Guantanamo four are 'too dangerous to free'
The four British Muslims who are to remain at Guantanamo Bay are too dangerous to be released, an American official was last night reported as saying.
All four trained at al-Qa'ida camps where they learned bombmaking, methods of assassination and urban warfare techniques, making them a "serious threat" should they be released, the source said. The highly unusual step of releasing details of the charges against the men had been taken to counteract opinion expressing concern over the conditions in which detainees were being held at the prison camp in Cuba.

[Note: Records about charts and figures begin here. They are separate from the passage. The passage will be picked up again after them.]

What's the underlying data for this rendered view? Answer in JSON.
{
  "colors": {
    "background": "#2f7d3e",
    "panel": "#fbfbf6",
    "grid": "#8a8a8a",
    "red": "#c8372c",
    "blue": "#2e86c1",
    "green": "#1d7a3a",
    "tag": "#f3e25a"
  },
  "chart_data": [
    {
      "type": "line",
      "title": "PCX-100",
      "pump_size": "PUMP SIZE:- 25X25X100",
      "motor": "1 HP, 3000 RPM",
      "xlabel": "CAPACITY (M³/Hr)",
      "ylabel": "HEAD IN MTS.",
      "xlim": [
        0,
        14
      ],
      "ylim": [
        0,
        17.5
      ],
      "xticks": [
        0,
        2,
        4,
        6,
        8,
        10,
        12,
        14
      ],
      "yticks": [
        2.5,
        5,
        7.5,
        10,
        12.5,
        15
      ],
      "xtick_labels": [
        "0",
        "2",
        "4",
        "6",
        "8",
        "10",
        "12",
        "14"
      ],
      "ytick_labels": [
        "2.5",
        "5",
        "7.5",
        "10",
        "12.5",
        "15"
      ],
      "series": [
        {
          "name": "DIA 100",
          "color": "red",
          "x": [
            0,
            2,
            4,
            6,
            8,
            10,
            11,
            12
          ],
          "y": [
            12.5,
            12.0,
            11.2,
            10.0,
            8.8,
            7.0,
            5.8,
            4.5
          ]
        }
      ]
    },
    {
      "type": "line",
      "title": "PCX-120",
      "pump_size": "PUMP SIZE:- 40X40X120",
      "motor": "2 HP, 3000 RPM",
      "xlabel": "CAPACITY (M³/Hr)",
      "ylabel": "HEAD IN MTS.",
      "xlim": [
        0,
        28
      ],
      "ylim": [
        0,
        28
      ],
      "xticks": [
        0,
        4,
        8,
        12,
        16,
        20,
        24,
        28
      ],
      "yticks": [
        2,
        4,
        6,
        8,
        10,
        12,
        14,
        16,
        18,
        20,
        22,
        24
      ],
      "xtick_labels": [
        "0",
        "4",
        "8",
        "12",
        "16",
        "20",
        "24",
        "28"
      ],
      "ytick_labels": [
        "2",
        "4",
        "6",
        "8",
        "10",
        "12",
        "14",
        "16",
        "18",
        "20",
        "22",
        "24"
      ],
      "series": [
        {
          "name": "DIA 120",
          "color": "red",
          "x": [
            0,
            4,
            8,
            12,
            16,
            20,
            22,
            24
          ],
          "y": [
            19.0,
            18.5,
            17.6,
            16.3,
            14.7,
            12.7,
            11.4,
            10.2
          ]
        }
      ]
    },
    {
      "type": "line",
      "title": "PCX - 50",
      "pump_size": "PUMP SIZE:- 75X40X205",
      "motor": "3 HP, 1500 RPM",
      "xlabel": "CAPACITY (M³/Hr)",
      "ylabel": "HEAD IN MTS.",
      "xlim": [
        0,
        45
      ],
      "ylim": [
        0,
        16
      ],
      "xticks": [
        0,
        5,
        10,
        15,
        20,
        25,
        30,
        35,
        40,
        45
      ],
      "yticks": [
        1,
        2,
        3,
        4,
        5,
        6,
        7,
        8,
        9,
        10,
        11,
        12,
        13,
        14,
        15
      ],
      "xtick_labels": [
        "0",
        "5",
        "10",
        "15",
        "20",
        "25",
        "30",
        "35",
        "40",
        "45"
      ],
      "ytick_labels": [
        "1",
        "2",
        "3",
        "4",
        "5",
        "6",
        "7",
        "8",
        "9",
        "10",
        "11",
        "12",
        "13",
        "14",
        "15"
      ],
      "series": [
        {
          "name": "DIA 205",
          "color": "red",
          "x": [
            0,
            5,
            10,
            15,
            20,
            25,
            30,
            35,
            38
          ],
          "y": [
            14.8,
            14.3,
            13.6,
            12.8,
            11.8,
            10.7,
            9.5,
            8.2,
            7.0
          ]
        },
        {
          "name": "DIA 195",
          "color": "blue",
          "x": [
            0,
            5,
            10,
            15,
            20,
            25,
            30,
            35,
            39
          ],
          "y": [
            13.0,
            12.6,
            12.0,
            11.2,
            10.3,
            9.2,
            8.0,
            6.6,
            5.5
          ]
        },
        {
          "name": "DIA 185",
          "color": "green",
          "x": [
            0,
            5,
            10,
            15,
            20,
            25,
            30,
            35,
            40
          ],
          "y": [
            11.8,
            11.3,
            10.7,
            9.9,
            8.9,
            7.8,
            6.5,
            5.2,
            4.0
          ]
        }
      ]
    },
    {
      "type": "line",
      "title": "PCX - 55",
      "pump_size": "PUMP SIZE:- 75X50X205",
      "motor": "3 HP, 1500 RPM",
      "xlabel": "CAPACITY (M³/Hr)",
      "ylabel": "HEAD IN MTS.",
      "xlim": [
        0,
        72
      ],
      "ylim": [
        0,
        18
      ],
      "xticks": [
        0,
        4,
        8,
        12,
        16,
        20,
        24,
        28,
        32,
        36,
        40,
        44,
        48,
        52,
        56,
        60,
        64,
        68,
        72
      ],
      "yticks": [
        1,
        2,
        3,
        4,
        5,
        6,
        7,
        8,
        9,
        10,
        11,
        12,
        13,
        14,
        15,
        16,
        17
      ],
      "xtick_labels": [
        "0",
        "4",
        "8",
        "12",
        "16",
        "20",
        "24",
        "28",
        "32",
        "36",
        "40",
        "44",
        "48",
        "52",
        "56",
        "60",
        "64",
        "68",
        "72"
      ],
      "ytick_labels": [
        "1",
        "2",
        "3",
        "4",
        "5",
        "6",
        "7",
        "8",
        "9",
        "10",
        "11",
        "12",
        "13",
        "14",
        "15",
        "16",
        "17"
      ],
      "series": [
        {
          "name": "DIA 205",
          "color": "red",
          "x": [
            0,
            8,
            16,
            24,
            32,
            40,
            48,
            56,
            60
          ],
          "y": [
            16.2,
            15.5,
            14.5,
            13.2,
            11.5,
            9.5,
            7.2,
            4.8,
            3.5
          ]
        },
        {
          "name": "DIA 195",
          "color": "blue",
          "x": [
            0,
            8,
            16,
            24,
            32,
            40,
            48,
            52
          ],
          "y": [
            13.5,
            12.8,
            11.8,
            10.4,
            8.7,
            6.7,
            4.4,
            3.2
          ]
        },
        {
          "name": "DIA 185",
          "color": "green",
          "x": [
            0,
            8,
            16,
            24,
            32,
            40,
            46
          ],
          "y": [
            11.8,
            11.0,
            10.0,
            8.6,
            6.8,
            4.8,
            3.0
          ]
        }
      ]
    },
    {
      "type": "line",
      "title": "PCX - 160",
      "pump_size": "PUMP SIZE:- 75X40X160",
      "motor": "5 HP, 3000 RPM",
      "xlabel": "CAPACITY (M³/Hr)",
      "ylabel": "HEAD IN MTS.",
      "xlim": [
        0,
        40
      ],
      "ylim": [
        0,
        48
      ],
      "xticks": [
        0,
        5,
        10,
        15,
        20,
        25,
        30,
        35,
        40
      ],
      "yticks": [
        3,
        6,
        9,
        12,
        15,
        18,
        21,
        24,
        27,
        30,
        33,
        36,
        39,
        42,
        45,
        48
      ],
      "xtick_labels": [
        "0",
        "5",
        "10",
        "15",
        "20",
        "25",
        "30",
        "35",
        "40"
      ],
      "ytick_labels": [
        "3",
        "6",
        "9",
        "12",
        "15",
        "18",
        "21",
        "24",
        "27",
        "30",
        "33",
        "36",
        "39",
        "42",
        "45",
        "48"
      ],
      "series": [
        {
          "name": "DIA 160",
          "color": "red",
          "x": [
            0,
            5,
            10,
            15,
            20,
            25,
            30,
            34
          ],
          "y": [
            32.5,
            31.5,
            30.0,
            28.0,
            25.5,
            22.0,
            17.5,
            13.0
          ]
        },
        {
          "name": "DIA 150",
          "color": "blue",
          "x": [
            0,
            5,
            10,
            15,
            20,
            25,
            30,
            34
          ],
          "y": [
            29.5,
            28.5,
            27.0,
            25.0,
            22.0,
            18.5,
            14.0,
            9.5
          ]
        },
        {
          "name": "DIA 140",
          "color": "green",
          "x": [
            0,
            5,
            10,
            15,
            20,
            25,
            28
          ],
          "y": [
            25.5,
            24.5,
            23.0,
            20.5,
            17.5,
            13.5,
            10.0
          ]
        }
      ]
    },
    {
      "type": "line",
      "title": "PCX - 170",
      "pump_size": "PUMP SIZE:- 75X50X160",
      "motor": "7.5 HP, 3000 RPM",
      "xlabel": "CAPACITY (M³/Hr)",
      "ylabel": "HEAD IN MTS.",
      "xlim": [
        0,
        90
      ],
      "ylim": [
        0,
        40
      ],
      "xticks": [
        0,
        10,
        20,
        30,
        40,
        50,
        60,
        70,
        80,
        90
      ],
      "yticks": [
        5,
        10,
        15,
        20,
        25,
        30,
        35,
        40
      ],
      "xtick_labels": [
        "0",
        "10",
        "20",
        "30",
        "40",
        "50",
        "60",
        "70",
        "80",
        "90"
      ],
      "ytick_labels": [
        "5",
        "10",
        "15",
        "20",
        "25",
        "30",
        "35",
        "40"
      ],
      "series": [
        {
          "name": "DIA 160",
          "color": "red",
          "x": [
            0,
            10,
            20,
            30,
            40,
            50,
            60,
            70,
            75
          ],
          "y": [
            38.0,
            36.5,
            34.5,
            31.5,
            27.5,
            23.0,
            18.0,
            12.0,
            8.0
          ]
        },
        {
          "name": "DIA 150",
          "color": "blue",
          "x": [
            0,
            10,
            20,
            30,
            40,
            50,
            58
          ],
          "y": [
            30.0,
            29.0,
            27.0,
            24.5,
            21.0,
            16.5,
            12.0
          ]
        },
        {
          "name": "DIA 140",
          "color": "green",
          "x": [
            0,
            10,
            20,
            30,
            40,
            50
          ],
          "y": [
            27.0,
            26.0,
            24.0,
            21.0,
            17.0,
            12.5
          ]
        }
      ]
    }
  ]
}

The four are Feroz Abbasi, 23, from Croydon, south London, Moazzam Begg, 36, from Birmingham, Richard Belmar, 23, and Martin Mubanga, 29, both from London. Five other detainees are expected to be returned to the UK this week.
Louise Christian, a lawyer for the families of two of the men - Mr Abbasi and Mr Mubanga - reacted angrily to the claims, reported in today's Daily Telegraph. "It is outrageous that these allegations are being made when the detainees do not have a voice."
The unnamed Bush administration official justified the public airing of confidential evidence. "If the British Government had captured Luftwaffe pilots bombing London during the middle of World War Two, they would not have given them lawyers to argue that they were innocent," he said.